Even here, it’s the economic concerns that underscore Paul and Leota’s “bitter sallies” and spark Morrison’s retorts. It’s easy to see why Margaret Atwood recommends the writing of Jess Walters, most recently (in a thread about books to read when you’re home during the pandemic) The Cold Millions. Last year, for MARM, I read a few of the authors whose books she had recommended: Vincent Lam, Claudia Rankine, Madeline Ashby, and Louise Erdrich.

Even though I’ve only read a couple of Jess Walter’s short stories and Beautiful Ruins, he’s a contender for my MRE (MustReadEverything) author list based on how I’ve heard him speak in interviews and podcasts. What he values in stories as a reader and as a writer is akin to my own priorities, so I don’t care where he sets his stories, I’m keen to read them. Having said that, I was surprised to find myself in the Pacific Northwest United States, in the early twentieth century. Surprised to find myself queuing a documentary about the Wobblies on Kanopy.

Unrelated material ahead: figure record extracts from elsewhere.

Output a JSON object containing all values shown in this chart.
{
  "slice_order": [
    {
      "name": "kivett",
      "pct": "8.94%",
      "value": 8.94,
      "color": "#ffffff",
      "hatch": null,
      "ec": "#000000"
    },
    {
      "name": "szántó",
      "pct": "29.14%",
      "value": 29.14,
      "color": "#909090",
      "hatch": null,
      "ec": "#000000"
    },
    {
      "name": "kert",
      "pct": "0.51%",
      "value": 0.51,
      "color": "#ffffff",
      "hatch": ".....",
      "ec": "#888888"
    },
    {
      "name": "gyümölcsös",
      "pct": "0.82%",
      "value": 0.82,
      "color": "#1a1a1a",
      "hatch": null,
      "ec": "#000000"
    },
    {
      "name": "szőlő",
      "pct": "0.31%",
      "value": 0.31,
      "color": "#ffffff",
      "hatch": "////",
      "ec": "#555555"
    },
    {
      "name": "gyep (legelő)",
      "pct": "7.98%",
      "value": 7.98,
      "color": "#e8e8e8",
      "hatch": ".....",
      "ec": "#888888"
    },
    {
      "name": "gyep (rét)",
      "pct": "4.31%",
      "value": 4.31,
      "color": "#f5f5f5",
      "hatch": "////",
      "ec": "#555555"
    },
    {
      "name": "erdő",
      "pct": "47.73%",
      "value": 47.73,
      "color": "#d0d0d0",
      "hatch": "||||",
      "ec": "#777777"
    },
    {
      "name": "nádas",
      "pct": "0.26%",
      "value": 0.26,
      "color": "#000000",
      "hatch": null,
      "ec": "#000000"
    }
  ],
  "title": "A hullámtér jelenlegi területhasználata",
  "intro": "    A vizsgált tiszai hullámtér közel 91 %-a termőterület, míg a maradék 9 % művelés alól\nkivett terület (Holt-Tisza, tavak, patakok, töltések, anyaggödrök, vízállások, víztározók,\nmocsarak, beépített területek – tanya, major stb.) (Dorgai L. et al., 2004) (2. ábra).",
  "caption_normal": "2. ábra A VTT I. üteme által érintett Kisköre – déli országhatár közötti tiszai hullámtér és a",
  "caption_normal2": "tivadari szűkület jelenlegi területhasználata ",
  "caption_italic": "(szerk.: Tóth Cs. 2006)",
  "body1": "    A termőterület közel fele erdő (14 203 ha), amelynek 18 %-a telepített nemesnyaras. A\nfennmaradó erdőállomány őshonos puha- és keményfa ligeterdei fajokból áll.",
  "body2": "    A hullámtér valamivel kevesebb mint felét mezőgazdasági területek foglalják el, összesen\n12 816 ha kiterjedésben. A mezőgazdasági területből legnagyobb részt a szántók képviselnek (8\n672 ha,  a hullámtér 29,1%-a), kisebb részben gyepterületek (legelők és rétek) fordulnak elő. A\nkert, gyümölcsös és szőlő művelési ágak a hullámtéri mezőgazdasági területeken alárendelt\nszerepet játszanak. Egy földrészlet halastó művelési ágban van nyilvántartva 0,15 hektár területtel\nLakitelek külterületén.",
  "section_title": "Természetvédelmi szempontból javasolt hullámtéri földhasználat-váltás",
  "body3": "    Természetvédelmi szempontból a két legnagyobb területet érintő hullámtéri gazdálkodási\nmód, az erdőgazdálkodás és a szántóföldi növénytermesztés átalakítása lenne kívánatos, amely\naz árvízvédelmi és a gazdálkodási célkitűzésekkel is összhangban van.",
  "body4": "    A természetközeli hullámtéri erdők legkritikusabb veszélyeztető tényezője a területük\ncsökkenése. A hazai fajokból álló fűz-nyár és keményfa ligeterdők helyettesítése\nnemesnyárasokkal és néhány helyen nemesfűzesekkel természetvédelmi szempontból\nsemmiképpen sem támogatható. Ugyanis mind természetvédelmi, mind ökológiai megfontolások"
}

The Cold Millions opens with an apt and evocative quotation, and I’ll close with it, to offer a cool breeze to the visitors from warm places and to offer some recognition to others in northern climes just now:

Darkness came on that town like a candle being snuffed. This was my wife’s primary complaint about Spokane after two years of me copping there, what Rebecca called the ‘drastic sark’ of autumn. We’d come from Sioux City, a town she still called home, and where I’d walked an easier beat. I found Spokane im a land-spec ad, but the piece I bought turned out to be cliff-face basalt and not arable, so we took four rooms in a brick apartment north of the river, and I got on with that roughneck police force. These were hard years, ’08 and ’09, everything about Spokane hard, bringing to mind Rebecca’s word, drastic. Steep hills, deep canyons, cold winters, hot summers, and those dark autumn evenings that made her so melancholy, when five felt like midnight.

Have you ever read a book because another author recommended it (via a blurb perhaps)? Or, perhaps even discovered a new favourite writer in this way?